Rule 56.01(e) of the Missouri Rules of Civil Procedure requires parties to a litigation to supplement responses to interrogatories, requests for production, and requests for admission “if the party learns that the response is in some material respect incomplete or incorrect and if the additional or corrective information has not otherwise been made known to the other parties during the discovery process or in writing.” This has come to be known as the “continuing duty doctrine”.
The rule does not mention deposition testimony, and there is no other rule that creates a duty to supplement deposition testimony. But a recent decision of the Missouri Court of Appeals suggests that the “continuing duty doctrine” applies to the deposition testimony of a party’s representative.
In Burlison v. Dep’t of Public Safety, the Southern District considered an appeal and cross appeal from an award of the Labor and Industrial Relations Commission in a worker’s compensation case. 478 S.W.3d 577 (Mo. App. S.D. 2016). The cross appeal came from the employer who sought review of the Commission’s adoption of the Administrative Law Judge’s (ALJ) decision to exclude two surveillance videos of the former employee’s activities at the worker’s compensation hearing. During discovery, the former employee deposed the employer’s representative, and the deposition notice included a request for production, including any surveillance videos taken of her.

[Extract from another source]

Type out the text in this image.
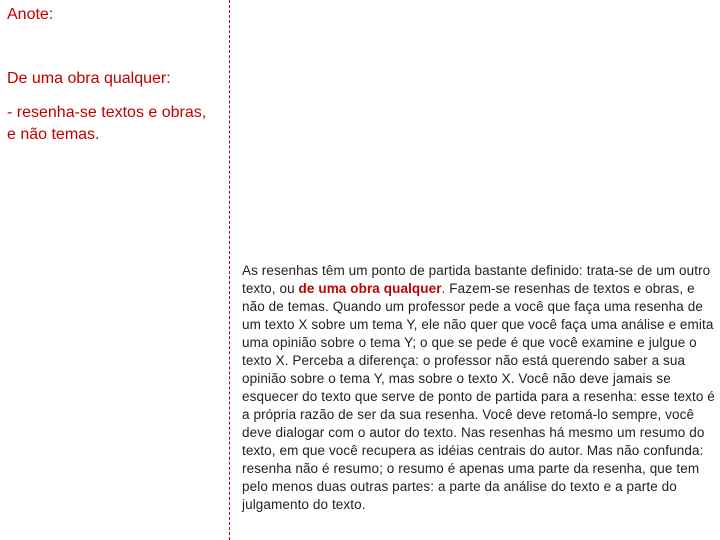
Anote:

De uma obra qualquer:

- resenha-se textos e obras, e não temas.

As resenhas têm um ponto de partida bastante definido: trata-se de um outro texto, ou de uma obra qualquer. Fazem-se resenhas de textos e obras, e não de temas. Quando um professor pede a você que faça uma resenha de um texto X sobre um tema Y, ele não quer que você faça uma análise e emita uma opinião sobre o tema Y; o que se pede é que você examine e julgue o texto X. Perceba a diferença: o professor não está querendo saber a sua opinião sobre o tema Y, mas sobre o texto X. Você não deve jamais se esquecer do texto que serve de ponto de partida para a resenha: esse texto é a própria razão de ser da sua resenha. Você deve retomá-lo sempre, você deve dialogar com o autor do texto. Nas resenhas há mesmo um resumo do texto, em que você recupera as idéias centrais do autor. Mas não confunda: resenha não é resumo; o resumo é apenas uma parte da resenha, que tem pelo menos duas outras partes: a parte da análise do texto e a parte do julgamento do texto.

At his deposition, the employer’s representative testified that there had been no surveillance video taken of the former employee. However, sometime after the deposition, the employer hired an investigator to conduct surveillance of the former employee, and took video of her activities on two occasions. At the hearing, the employer attempted to cross examine the former employee using the two videos. The former employee objected on the grounds that the videos had not been disclosed prior to the hearing. The ALJ sustained the objection, finding that the videos were not admissible because the employer had a duty to supplement its representative’s testimony under Rule 56(e) but failed to do so. The Southern District affirmed the Commission’s award, agreeing that the employer had committed a discovery violation and that the surveillance videos were properly excluded by the ALJ.
The Court of Appeals relied on two older appellate decisions interpreting an earlier but similar version of Rule 56(e). One was Crompton v. Curtis-Toledo, Inc. in which the Eastern District Court of Appeals applied the continuing doctrine duty to preclude introduction of a fact witness at trial by a party who failed to supplement deposition testimony involving the identity of that witness. 661 S.W.2d 645, 650 (Mo. App. E.D. 1983). In Crompton, the court acknowledged that the rules say nothing about supplementation of deposition testimony, but cited to the spirit of the discovery rules “that the rules of discovery were designed to eliminate, as far as possible, concealment and surprise in the trial of law suits to the end that judgment therein be rested upon the real merits of the causes and not upon the skill and maneuvering of counsel.” The other case relied upon by the Southern District was Gassen v. Woy in which the Western District applied the continuing duty doctrine to the deposition testimony of an expert where the expert witness changed their opinion before trial. 785 S.W.2d 601, 603-04 (Mo. App. W.D. 1990).
The lesson of Burlison is that if you want to use something at trial, you have to disclose it during discovery, even if it means supplementing your client’s deposition testimony.